Direct, in vivo
interrogation of the effects of components of the tumor microenvironment on gene expression offers significant advantages over similar in vitro
approaches. First, EF5-LCM-MGEP offers the opportunity to analyze the effects of one stress (in this case low oxygen tension) in a physiological setting which invariably includes additional parameters such as nutrient availability, low pH and high interstitial pressure, all of which are known to influence gene expression in tumor cells (38
). Second, as our results indicate, this type of analysis has the potential to uncover stress responses that might be unanticipated or simply could not be interrogated under in vitro
conditions. In our study, we observed a pronounced downregulation of a large number of mRNAs associated with immune system regulation and function in hypoxic areas, raising the intriguing possibility that hypoxic tumor areas represent an immunoprivileged tumor niche. If confirmed in other types of tumors, this finding would predict a new resistance factor for hypoxic tumors.
This in vivo
approach of gene expression analysis is not without some limitations. For example, without further analysis, it cannot be determined whether the observed decreases in gene expression of immune response gene products under hypoxia is the result of direct downregulation of transcriptional programs or the consequence of over/under-representation of one type of lymphocyte or macrophage over another in hypoxic regions. Tumor-Associated Macrophages (TAMs) have been shown to segregate into two broadly-defined classes: The pro-oxidant, cytotoxic and anti-tumorigenic type, M1 and the pro-angiogenic pro-tumorigenic type M2 (40
). Our findings indicate that expression of genes associated with the M1 phenotype (Ly6C, Cxcl9, Cxcl10
) are significantly under-represented in hypoxic vs. normoxic areas. This could arise either from (a) an active repression of M1-associated genes under hypoxic stress, or (b) exclusion of M1 or attraction of M2 in hypoxic compared to normoxic tumor areas. Our findings that hypoxic areas are largely devoid of CD8+
cells (cytotoxic T lymphocytes) argue for the latter mechanism. However, it is formally possible that CD8 expression may also be downregulated by hypoxia, even though it did not appear in our list of downregulated mRNAs. Intriguingly, in a recently published study, Doedens et al
. reported that TAMs under hypoxic conditions negatively regulate T cell function through HIF-1α (44
). Although in this study the localization of T cells in solid tumors with relation to hypoxic areas was not analyzed, these results suggest that hypoxia may have additional repressive effects on T-cell activity, thereby promoting tumor aggressiveness. Additional studies with specific markers and immunohistochemical localization of the two types of macrophages and T cells with respect to hypoxic regions in vivo
would help elucidate the precise mechanism and these studies are currently under way in our laboratory.
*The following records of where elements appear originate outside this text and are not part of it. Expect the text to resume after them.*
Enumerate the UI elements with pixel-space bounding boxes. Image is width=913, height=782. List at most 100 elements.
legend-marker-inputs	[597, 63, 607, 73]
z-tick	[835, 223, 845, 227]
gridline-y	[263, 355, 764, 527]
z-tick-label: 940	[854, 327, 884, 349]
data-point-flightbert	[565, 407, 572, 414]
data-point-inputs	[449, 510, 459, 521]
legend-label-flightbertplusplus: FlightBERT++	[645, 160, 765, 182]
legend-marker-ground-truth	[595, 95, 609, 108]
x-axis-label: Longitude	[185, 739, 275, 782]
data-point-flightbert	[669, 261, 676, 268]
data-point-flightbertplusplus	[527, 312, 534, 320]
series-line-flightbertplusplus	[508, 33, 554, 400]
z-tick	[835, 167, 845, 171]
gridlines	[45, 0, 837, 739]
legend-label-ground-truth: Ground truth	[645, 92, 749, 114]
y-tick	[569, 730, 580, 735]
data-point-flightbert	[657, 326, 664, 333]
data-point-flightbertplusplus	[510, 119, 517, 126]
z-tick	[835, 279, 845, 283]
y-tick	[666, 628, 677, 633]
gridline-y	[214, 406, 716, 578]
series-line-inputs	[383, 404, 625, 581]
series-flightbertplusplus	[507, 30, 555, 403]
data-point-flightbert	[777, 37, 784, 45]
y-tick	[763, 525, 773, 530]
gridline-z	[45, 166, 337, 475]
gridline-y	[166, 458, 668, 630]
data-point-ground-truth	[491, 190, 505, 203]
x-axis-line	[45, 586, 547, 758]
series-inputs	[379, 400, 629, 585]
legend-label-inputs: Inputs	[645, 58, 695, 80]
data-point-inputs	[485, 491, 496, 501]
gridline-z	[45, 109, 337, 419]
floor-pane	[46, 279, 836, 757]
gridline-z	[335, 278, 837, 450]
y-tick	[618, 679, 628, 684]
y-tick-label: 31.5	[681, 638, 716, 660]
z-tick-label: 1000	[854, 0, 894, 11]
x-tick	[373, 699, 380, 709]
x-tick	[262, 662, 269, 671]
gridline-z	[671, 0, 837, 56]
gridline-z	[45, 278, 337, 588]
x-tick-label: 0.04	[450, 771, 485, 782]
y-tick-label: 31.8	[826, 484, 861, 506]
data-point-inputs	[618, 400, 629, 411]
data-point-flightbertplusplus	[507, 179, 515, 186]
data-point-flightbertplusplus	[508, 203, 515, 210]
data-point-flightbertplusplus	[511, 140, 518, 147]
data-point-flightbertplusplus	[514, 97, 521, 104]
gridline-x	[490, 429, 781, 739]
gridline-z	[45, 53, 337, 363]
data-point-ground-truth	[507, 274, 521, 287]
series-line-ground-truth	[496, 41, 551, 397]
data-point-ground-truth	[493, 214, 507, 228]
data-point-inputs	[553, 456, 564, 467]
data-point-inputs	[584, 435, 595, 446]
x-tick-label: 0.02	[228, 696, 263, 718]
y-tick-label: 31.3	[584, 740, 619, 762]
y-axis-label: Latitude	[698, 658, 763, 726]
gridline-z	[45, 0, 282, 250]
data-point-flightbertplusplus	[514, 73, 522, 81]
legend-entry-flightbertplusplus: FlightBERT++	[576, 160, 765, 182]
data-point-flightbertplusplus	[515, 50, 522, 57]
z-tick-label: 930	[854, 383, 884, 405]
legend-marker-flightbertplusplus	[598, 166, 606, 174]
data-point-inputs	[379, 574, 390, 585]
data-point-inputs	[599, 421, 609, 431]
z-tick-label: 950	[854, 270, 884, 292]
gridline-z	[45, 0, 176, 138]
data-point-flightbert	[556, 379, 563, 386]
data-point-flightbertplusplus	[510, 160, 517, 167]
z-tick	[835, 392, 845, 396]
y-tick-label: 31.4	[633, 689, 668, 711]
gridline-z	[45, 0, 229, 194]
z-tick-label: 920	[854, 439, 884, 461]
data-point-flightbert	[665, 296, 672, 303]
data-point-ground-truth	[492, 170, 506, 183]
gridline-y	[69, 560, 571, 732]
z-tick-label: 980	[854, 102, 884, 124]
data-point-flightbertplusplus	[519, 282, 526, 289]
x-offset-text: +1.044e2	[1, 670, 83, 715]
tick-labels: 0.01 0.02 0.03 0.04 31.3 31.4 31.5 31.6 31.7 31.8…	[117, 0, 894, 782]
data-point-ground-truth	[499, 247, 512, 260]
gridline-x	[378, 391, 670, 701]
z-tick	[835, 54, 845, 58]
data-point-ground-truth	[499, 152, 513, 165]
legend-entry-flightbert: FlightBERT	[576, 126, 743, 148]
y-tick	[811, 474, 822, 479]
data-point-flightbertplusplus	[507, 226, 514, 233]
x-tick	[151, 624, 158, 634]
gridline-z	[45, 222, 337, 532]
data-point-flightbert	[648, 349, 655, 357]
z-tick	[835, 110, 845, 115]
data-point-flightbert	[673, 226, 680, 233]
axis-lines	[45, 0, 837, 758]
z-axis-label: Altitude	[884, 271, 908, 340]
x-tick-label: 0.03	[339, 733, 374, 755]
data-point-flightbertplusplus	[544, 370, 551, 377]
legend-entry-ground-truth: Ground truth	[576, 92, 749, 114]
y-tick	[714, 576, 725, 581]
Our analysis has revealed a significantly higher number of mRNAs affected by hypoxia in vivo
compared to in vitro
. The increased number of upregulated mRNAs in vivo
vs. in vitro
is in agreement with other studies demonstrating a more robust gene upregulation in response to stresses in vivo
. For example, Khodarev et al
., demonstrated that ionizing radiation induced significantly higher up-regulation of genes in xenografts than in in vitro
) and Camphausen et al
demonstrated that the tumor microenvironment can exert substantial influence on gene expression in gliomas in response to ionizing radiation (46
). While several mechanisms could underlie this difference for hypoxia, it is noteworthy that there appears to be a trend towards higher number of upregulated mRNAs from 6h hypoxia to 16h hypoxia (from 37 to 66, respectively). It is possible that in vivo
, where moderate hypoxic conditions can persist for more than 16h without significantly affecting cell survival, the prolonged exposure to low oxygen can result in a higher number of upregulated genes.
Identification of an mRNA “hypoxic signature” in solid tumors has important implications with clinical significance. For example, several proteins such as GLUT-1, VEGF, Osteopontin, etc. have been shown to correlate with, and predict a poorer patient prognosis (47
). More recently, hypoxia-induced miRNAs such as mir210 have been associated with increased metastasis and poorer patient outcome (48
). These studies are almost invariably initiated by in vitro
analyses of gene expression patterns and subsequent immunohistochemical analysis (in the case of proteins) or PCR analysis (in the case of miRNA) in patients’ samples. The EF5-LCM-MGEP method offers a more systematic approach in which multiple targets are identified and validated in vivo
and then a select few targets of interest are moved to the clinic. Our approach is readily amenable to further analysis of gene expression to include miRNA and protein expression using miRNA microarrays and proteomics respectively. Preliminary studies in our laboratory have demonstrated feasibility for the analysis of miRNAs using a similar approach and we are in the process of obtaining the hypoxic miRNA expression profile in human solid tumors. It is therefore conceivable that in the near future, a systems-level analysis of the hypoxic response in solid tumors will be feasible which could uncover novel targets for therapeutic intervention.